I haven't investigated it since that thread, so I don't know what changes were made. Apologies if it was corrected and resolved, I'll check it out again, and assuming it has I certainly have no interest in spreading misinformation.
However, I think the idea that telling people you were going to be collecting money on behalf of someone, not letting them know, and just keeping it isn't likely to have been some small "whoopsie." Building a system to let people know didn't happen by accident. The $100 threshold wasn't an oversight. Not including visual differentiation between verified and unverified creators wasn't a slip-up. These had to have been purposeful and thought-out decisions.
I don't think the idea was to steal as much BAT as possible from would-be donors, it felt like a growth hack: you know, make it seem like Brave works everywhere, then one day when it is, we can all forget about the fake-it-till-you-make-it bit.
Which is normally fine, but people tend to get defensive about their money.

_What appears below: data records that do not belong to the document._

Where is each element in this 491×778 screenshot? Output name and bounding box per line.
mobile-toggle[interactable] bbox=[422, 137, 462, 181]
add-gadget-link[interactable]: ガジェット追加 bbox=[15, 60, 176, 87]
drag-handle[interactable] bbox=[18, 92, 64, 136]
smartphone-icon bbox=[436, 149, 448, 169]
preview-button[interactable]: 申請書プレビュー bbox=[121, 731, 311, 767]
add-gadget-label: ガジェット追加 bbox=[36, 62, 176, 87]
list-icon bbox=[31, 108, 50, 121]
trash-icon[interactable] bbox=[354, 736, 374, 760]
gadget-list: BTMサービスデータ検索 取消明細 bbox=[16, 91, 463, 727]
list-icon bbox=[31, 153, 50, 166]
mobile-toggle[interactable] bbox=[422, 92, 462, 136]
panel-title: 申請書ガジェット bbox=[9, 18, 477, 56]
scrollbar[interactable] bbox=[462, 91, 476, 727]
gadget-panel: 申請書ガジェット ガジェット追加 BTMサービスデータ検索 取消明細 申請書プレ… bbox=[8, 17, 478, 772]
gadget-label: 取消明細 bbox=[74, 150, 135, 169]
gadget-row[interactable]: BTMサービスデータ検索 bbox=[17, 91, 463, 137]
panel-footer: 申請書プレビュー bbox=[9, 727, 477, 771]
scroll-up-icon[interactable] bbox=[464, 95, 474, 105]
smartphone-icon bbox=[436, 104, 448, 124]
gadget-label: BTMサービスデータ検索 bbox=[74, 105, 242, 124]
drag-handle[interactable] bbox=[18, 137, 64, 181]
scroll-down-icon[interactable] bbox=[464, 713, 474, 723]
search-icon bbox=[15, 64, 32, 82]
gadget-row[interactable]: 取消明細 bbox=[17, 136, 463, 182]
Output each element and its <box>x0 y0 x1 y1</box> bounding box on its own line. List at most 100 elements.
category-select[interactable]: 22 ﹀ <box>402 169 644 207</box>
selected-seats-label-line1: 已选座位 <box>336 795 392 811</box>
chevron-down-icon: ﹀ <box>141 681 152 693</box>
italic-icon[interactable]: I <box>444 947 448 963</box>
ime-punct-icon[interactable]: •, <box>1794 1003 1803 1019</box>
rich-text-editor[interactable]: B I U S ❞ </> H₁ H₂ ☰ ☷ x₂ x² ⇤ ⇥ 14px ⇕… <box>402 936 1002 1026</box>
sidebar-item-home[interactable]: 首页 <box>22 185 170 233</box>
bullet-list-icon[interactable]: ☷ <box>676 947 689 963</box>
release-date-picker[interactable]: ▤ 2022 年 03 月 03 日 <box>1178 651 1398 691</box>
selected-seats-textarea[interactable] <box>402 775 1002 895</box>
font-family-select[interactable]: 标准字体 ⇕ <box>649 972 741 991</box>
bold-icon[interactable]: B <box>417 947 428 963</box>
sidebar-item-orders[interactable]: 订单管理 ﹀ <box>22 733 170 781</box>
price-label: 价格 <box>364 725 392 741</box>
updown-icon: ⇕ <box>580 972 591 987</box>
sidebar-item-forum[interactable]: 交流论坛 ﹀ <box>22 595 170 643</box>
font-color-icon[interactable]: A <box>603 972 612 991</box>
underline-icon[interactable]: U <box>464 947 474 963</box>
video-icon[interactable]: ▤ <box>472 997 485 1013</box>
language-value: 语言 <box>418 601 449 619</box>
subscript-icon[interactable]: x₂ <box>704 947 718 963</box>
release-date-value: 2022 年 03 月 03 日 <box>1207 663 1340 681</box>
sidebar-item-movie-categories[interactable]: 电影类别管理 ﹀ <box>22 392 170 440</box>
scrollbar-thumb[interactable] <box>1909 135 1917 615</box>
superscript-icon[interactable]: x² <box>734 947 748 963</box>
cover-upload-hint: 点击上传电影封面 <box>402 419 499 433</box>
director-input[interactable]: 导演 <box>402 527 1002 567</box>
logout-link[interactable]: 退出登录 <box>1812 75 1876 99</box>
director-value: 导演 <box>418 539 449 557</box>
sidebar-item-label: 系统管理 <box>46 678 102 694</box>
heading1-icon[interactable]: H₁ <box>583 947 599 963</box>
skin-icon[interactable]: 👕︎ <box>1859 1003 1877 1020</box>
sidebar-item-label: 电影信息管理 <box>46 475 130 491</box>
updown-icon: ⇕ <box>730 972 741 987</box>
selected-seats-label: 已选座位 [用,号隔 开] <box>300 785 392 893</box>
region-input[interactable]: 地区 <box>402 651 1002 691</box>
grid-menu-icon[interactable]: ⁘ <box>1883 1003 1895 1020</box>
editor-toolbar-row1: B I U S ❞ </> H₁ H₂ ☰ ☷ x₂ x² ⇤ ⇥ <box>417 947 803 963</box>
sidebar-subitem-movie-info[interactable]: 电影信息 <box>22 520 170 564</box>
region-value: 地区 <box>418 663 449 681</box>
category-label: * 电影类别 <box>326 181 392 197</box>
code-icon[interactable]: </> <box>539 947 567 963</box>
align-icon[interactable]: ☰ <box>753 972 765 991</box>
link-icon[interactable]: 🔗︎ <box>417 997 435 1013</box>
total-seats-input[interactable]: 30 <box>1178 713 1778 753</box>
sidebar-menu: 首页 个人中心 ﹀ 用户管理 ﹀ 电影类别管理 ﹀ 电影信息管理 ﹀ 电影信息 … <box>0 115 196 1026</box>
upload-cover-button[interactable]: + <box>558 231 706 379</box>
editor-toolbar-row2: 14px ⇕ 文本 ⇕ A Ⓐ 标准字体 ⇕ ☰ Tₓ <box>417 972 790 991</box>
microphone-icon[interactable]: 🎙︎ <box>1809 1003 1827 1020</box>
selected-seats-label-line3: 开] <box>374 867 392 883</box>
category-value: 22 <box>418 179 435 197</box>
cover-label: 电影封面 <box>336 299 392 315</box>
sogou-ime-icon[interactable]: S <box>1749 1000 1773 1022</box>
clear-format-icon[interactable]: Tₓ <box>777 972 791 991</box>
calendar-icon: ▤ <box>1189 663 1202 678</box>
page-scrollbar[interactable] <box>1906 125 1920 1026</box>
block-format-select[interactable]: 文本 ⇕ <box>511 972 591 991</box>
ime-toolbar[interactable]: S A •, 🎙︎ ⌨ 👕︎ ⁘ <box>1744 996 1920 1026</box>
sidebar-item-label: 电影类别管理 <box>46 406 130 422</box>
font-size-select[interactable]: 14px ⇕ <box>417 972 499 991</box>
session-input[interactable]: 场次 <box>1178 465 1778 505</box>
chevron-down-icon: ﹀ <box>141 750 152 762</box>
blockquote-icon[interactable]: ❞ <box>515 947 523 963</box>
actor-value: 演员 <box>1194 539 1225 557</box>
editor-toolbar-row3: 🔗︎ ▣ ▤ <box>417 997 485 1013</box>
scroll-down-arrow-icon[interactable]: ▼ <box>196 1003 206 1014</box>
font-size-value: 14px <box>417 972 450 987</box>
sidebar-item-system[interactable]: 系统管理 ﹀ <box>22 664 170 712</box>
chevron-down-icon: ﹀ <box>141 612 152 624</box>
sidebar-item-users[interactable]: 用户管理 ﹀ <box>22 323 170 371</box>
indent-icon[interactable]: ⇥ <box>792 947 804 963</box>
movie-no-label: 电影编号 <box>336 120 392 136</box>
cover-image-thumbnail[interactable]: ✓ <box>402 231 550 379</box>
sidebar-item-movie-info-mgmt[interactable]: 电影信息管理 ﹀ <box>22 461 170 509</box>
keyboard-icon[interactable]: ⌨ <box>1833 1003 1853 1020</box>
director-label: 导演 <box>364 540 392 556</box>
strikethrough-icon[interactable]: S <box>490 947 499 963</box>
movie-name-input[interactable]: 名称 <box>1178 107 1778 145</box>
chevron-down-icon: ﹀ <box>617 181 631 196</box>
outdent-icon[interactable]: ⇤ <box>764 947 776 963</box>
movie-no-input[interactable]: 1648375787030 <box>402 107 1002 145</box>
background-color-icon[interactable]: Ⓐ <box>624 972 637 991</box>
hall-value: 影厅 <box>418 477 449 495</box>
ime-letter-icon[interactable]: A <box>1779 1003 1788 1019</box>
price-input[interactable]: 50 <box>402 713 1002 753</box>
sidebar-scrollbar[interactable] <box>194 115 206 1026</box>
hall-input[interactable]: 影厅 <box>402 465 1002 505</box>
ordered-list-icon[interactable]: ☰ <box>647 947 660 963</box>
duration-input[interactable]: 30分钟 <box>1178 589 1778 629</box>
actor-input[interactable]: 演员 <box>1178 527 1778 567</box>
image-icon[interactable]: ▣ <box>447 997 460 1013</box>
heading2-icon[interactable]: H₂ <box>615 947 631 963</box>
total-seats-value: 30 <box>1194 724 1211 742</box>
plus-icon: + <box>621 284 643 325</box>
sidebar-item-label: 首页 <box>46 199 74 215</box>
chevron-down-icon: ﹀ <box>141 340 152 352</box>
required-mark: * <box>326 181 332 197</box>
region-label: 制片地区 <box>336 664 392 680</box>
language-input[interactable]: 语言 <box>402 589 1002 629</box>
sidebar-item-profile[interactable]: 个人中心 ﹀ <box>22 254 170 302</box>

Feel free to explain how exactly Brave’s actions were not intentional, this wasn’t just a bug, but series of intentional actions via code, interfaces, emails, documentation, internal policies, etc.
Further, comments, tweets, etc. generally are not the best way to communicate issues as complex as this, nor do I feel it the public’s job to clean up or go out of their way. You made a mess, you clean it up.
Hacker news does not allow you to downvote responses to your comments. (Nor for that matter, can you tell who it was that downvoted you, so that accusation is unfounded.)